U.S. gets leeway on U.N. climate deadline
Countries such as the United States can come up with ideas for a U.N. climate pact beyond an April 24 deadline, the U.N. Climate Change Secretariat said on Friday.
Among a few submissions this week, African nations said developing nations will need to get at least $267 billion a year by 2020 to help them fight climate change under a treaty due to be agreed in Copenhagen in December.
Many other nations have laid out their views of the content of the deal to succeed the Kyoto Protocol. But the U.S. administration of President Barack Obama, who took office in January, has said it will miss the April 24 deadline.
There is a bit of leeway for parties to submit documents in coming days if they have good reason, said John Hay, spokesman for the U.N. Climate Change Secretariat, saying it was not too late for Washington and others to submit ideas.

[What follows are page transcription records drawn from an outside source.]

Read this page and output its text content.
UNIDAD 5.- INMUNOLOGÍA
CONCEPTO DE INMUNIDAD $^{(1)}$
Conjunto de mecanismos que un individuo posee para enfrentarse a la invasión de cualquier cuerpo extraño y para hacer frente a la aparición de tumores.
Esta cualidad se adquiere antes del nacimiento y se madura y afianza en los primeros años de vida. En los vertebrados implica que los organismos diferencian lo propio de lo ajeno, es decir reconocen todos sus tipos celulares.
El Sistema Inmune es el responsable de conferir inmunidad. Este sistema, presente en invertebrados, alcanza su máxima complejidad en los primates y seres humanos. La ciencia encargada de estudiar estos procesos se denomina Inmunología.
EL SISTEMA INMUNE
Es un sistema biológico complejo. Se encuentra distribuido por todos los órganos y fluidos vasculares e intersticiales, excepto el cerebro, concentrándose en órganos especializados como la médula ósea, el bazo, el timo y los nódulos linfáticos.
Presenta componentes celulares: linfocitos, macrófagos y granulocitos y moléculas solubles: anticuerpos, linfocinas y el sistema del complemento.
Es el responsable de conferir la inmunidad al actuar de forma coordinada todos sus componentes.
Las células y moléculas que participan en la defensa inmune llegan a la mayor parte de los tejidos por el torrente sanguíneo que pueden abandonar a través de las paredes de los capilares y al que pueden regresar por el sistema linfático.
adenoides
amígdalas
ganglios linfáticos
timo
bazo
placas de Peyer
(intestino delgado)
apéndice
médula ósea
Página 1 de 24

Obama wants to cut U.S. emissions back to 1990 levels by 2020 as part of the deal meant to rein in global warming blamed on greenhouse gases released by burning fossil fuels. In 2007, U.S. emissions were 16.8 percent above 1990 levels.
But Washington has given few details of how it wants a U.N. pact to work, such as funding for developing nations or how far countries such as China or India should rein in emissions.
I think there is some understanding of a little bit of flexibility in the deadlines, but not a great deal, U.S. Special Envoy for Climate Change Todd Stern said on Tuesday.
We will be making submissions on a number of subjects in a few days, he told the U.S. Senate Foreign Relations Committee.
Hay at the U.N. Secretariat said the April 24 deadline was set to ensure that documents reach drafting experts in good time before a next round of 190-nation talks from June 1-12 in Bonn.
Under the timetable, the first draft of a full negotiating text will be debated at the June talks as part of efforts to slow global warming that may bring more droughts, floods, heatwaves and rising sea levels.
Deadlines for submissions are often missed -- some texts were late ahead of the last meeting in Bonn in April.
Stern told Reuters on Thursday that U.S. flexibility in negotiating a new climate pact depended on passing a U.S. law to cut greenhouse gas emissions, which he said was not an insurmountable task.
The African nations said this week that developed countries should cut emissions by at least 40 percent below 1990 levels by 2020 to avoid the worst of climate change -- far deeper than cuts being considered by the United States and other rich nations.